A collection of useful utilities for PyTorch model training, evaluation, and experiment management.

Features

  • Training Loop: Ready-to-use training and evaluation loops with progress tracking
  • Early Stopping: Prevent overfitting with configurable early stopping callback
  • Visualization: Plot training curves and metrics
  • Model Management: Save/load models with metadata and results
  • Configuration: YAML-based configuration management
  • Utilities: Device detection, seed setting, parameter counting
  • Wandb Integration: Comprehensive logging of classification metrics including precision, recall, F1-score, and confusion matrices

Installation

From PyPI (recommended)

pip install pytorch-essentials

With optional Weights & Biases support:

pip install pytorch-essentials[wandb]

For development:

pip install pytorch-essentials[dev]

From source

git clone https://github.com/yourusername/pytorch_essentials.git
cd pytorch_essentials
pip install -e .

Requirements:

  • Python 3.8+
  • PyTorch 2.0+
  • See pyproject.toml for full list of dependencies

Quick Start

Basic Usage

from pytorch_essentials import (
    train, get_device, EarlyStopping,
    plot_loss_curves, set_seeds
)

# Set reproducibility
set_seeds(42)

# Get device
device = get_device()

# Initialize model, optimizer, loss
model = YourModel()
optimizer = torch.optim.Adam(model.parameters(), lr=0.001)
loss_fn = nn.CrossEntropyLoss()

# Optional: Early stopping
early_stopping = EarlyStopping(patience=5, delta=0.001)

# Train
results = train(
    model=model,
    train_dataloader=train_loader,
    val_dataloader=val_loader,
    optimizer=optimizer,
    loss_fn=loss_fn,
    num_epochs=100,
    device=device,
    config=config,
    early_stopping=early_stopping
)

# Visualize results
fig = plot_loss_curves(results)
fig.savefig('training_curves.png')

With Configuration File

Create a config.yaml:

project_name: my_project
hyperparameters:
  learning_rate: 1e-3
  batch_size: 64
  epochs: 100
flags:
  use_subset: false
  save_model: true
  debug: false
  use_wandb: false

Then in your code:

from pytorch_essentials import load_config, print_config

config = load_config('config.yaml')
print_config(config)

Examples

Check the examples/ directory for complete working examples:

  • examples/basic_training.py - Complete MNIST training example
  • examples/config.yaml - Example configuration file

Run the example:

cd examples
python basic_training.py

API Reference

Training Functions

train(model, train_dataloader, val_dataloader, optimizer, loss_fn, num_epochs, device, config, early_stopping=None, scheduler=None)

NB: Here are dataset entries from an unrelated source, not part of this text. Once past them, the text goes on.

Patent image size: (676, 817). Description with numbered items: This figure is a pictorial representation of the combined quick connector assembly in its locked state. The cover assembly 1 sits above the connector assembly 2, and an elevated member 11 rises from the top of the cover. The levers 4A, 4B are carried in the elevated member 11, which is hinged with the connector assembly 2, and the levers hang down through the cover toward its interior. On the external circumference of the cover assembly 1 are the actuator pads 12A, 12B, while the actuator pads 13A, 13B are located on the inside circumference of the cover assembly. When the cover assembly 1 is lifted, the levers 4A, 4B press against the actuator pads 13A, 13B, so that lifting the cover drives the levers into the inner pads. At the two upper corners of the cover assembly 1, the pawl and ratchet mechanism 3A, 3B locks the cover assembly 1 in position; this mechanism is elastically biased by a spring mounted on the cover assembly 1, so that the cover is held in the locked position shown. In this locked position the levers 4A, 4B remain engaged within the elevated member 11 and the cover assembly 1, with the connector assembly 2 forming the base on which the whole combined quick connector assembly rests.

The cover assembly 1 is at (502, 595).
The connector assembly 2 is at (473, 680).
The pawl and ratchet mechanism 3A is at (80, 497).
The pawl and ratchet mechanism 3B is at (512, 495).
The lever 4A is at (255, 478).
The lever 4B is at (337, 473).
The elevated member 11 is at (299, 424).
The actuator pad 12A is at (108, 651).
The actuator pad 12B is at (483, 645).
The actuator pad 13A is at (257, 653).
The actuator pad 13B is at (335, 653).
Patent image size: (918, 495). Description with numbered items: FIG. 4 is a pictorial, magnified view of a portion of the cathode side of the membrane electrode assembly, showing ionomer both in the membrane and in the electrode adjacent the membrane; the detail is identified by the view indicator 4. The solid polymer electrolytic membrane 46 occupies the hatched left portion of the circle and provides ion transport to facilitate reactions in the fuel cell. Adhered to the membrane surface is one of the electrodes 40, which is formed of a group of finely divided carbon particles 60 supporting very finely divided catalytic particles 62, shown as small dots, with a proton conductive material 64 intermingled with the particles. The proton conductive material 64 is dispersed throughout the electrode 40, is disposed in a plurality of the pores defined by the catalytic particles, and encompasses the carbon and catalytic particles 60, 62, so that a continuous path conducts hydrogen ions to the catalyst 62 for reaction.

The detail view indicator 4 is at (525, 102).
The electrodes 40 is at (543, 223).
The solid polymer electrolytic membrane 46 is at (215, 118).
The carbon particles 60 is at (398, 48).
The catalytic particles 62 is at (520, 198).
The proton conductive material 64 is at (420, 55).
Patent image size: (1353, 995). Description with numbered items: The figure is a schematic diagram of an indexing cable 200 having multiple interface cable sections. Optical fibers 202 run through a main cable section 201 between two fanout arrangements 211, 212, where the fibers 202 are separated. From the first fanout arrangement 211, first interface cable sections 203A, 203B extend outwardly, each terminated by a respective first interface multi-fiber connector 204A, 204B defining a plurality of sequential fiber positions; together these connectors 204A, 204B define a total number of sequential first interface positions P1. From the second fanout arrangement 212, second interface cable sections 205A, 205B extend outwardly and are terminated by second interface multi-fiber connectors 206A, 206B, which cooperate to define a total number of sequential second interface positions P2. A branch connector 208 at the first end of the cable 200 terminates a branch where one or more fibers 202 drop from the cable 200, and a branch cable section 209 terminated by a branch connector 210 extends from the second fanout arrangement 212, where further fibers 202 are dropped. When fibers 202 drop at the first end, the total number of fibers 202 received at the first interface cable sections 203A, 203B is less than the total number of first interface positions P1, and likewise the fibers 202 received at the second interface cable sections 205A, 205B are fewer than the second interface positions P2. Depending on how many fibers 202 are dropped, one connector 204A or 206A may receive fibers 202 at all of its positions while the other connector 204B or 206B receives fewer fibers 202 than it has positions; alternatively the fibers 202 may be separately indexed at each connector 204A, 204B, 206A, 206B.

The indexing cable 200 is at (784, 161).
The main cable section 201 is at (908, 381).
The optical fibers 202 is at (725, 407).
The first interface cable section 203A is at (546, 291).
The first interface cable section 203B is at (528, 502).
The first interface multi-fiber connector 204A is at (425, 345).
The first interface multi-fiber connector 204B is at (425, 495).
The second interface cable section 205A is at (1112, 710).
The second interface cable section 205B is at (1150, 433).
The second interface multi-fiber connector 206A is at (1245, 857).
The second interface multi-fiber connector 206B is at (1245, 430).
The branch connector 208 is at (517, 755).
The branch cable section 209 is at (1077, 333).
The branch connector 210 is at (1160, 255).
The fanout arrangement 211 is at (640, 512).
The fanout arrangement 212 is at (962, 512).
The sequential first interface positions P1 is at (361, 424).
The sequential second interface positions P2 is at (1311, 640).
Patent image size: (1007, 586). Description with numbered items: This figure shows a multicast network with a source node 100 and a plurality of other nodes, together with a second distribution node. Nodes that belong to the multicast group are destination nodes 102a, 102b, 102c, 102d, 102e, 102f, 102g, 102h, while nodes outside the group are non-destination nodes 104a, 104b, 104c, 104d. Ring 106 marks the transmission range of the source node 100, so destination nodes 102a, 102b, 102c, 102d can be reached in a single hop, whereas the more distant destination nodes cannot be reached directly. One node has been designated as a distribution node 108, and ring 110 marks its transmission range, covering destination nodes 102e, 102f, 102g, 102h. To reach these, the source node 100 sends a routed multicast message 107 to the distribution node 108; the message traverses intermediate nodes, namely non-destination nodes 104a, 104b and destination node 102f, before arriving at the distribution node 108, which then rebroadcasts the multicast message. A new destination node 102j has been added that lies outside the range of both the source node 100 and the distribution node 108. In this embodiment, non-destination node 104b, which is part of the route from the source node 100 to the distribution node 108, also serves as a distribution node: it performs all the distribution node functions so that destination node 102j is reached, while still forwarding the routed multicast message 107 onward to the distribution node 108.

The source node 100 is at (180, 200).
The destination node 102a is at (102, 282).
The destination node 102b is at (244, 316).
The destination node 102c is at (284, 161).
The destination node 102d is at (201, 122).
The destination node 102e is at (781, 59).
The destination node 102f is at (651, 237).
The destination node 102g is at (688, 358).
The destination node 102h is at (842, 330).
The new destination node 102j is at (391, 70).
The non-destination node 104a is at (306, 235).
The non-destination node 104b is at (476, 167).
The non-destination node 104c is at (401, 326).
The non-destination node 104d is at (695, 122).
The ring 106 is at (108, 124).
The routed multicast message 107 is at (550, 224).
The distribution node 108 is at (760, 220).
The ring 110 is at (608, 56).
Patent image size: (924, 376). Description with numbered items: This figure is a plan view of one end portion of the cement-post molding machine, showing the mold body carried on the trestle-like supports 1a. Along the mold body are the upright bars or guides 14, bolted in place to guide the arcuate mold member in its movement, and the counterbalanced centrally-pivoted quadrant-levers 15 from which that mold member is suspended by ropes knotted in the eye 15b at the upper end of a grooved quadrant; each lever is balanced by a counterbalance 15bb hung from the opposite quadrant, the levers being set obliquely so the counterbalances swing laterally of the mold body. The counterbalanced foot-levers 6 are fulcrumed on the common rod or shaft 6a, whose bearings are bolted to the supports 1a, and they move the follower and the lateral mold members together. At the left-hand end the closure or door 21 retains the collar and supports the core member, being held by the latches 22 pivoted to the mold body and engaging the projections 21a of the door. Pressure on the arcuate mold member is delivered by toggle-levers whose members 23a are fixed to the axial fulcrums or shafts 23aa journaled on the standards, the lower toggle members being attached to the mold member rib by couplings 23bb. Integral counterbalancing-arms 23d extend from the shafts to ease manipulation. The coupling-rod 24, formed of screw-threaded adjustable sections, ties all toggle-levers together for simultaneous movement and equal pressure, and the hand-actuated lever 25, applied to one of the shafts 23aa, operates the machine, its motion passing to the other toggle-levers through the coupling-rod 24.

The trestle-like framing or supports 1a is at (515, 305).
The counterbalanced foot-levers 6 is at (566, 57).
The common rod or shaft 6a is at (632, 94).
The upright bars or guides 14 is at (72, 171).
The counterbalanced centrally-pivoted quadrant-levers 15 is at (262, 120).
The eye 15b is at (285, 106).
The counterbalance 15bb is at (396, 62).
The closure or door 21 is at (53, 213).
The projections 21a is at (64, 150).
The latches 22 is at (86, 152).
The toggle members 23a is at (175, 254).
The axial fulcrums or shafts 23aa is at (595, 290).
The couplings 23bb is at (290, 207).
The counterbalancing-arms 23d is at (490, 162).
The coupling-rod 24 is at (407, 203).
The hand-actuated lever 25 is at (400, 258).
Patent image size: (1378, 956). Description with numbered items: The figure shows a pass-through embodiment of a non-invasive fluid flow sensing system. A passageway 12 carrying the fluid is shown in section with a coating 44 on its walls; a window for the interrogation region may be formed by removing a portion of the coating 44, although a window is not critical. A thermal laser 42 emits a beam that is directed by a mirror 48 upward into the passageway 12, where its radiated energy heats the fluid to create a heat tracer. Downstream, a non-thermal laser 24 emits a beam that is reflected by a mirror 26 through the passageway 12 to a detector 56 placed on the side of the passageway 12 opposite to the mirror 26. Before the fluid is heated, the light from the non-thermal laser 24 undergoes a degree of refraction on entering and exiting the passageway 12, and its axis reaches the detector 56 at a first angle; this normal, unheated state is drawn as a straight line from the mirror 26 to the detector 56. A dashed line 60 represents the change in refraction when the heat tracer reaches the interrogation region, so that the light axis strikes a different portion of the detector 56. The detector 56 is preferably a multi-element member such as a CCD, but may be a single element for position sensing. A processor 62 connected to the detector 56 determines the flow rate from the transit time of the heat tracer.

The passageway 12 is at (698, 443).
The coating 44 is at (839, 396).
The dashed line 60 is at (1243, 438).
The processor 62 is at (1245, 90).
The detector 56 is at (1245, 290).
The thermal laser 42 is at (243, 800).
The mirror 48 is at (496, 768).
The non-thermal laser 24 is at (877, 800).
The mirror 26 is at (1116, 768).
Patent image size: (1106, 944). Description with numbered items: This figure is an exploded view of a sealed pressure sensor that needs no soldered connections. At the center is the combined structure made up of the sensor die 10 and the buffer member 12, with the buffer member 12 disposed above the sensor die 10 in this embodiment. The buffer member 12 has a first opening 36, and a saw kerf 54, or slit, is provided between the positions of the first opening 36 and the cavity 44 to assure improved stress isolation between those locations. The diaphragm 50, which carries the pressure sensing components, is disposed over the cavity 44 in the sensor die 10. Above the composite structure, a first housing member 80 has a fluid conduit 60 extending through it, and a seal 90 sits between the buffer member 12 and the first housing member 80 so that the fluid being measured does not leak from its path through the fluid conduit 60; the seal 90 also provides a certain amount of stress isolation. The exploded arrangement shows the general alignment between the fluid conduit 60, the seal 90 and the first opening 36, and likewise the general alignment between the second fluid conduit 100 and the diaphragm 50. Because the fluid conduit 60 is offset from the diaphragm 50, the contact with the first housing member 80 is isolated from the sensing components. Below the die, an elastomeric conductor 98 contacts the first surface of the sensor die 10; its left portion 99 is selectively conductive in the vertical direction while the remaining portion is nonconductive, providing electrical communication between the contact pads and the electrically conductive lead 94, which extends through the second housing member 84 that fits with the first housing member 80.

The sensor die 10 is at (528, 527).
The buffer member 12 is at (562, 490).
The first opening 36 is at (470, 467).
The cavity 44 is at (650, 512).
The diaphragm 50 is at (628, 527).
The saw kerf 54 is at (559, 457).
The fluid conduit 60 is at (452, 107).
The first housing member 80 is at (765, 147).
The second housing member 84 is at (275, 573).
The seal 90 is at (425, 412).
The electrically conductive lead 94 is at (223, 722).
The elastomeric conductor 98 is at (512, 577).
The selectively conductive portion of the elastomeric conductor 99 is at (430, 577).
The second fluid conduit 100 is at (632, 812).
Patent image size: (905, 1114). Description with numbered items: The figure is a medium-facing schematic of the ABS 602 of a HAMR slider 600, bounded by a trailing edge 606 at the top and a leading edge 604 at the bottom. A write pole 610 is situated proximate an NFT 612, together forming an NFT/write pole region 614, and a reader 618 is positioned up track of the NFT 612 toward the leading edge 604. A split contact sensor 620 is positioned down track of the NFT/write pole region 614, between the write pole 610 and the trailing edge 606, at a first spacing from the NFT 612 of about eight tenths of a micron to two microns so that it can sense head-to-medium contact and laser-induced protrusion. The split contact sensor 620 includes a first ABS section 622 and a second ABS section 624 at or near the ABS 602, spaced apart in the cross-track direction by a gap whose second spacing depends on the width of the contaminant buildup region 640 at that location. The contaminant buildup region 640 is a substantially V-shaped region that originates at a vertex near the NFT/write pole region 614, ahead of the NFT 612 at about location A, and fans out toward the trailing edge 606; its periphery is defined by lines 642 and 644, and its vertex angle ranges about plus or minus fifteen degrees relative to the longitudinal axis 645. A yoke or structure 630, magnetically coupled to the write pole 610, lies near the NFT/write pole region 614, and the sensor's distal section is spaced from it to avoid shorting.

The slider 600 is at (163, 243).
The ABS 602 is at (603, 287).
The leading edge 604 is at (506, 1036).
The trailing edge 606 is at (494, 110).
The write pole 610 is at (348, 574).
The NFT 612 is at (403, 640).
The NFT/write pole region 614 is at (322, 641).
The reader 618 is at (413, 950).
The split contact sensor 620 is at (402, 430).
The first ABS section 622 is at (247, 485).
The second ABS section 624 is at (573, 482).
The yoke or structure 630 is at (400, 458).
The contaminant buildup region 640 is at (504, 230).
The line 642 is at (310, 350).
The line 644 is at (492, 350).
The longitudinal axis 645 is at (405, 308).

Main training loop with validation.

Returns: Dictionary with training history including:

  • train_loss: List of training losses
  • train_acc: List of training accuracies
  • test_loss: List of validation losses
  • test_acc: List of validation accuracies
  • best_epoch: Best epoch number (if early stopping used)

evaluate_model(model, test_dataloader, loss_fn, device, class_names, log_to_wandb=False)

Evaluate model on test set with confusion matrix and metrics.

Args:

  • log_to_wandb: If True, log all metrics to Weights & Biases including:
    • Test loss and accuracy
    • Precision, recall, F1-score (macro and weighted)
    • Per-class metrics
    • Confusion matrix visualization

Callbacks

EarlyStopping(patience=5, delta=0.01, verbose=True)

Early stopping to prevent overfitting.

Args:

  • patience: Number of epochs to wait for improvement
  • delta: Minimum change to qualify as improvement
  • verbose: Print status messages

Utilities

get_device()

Return best available device (CUDA > MPS > CPU).

save_model(model, fig, results, save_path)

Save model weights, plots, and training results.

count_parameters(model)

Count and display model parameters.

set_seeds(seed=42)

Set random seeds for reproducibility.

load_config(config_path)

Load YAML configuration file.

Visualization

plot_loss_curves(results)

Plot training and validation loss/accuracy curves.

Returns: Matplotlib figure

print_train_time(start, end, device=None)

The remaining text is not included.